I've been remiss and have let five weeks go by (can that really be?) without "noting" the passage of this pregnancy. It is important to me to "put down" the bones of this one. Thirty-Three weeks. The prelude to the start of the countdown. First, my sister needs to have her baby boy (no later than 9 days after her due date of TODAY). Then, it is my turn--seven weeks away.
She is sitting low and impeding my own sitting for long periods. Yet, I'm in no hurry at all. To "strangers" (people I only see once a week or less) I feign the usual: "oh, I'm just so ready", "my back aches", " darn heartburn", "blah, blah"--all valid symptoms, but, really, I'm in no hurry. I love the feel of her duking out her soupy existence inside.

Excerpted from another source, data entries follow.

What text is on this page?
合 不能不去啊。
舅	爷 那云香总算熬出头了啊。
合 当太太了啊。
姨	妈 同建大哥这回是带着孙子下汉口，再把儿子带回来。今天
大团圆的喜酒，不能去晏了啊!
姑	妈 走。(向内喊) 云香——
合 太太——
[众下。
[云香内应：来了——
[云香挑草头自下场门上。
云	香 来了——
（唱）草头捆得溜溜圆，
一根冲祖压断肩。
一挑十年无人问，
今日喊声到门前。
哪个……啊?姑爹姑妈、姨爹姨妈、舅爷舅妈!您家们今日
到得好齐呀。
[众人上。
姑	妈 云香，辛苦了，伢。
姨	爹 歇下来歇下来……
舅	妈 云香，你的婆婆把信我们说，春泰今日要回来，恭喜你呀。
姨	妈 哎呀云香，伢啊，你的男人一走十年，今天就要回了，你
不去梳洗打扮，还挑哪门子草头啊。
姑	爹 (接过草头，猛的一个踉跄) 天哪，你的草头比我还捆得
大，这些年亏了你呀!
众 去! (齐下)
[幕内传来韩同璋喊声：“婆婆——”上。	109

I am the only one who will ever have experienced the echos of her life inside before the spinning starts. Right now, she has pure stillness. No demands. At all. She eats and sleeps and poops in peace, sans sobs and stings.
The life of a pregnant woman, especially at this stage, when the life of the child is manifested by obvious movement and girth, is complicated. Craig related the story of a patient who came into the ER with symptoms that led to the discovery of a tumor in her pituitary gland. One of them was "I can't see straight". She concluded, "I think I must be pregnant". No, not pregnant, a tumor. But, I told Craig, I can't see straight either, when I'm pregnant. But (probably the most used word in this bloggity blog), a pregnant woman and her daily assertions must not be downplayed because of this condition. She is halfway occupied, thus twice overworked. Blessed am I that Craig still weighs heavily my "daily assertions"--or so he tells me.
I'm so wordy this week. I think it is the nature of transition. While I spend extra minutes "cleaning out" nooks, crannies, cupboards and closets, I am also clearing the head. Don't mind me, I'm just pregnant.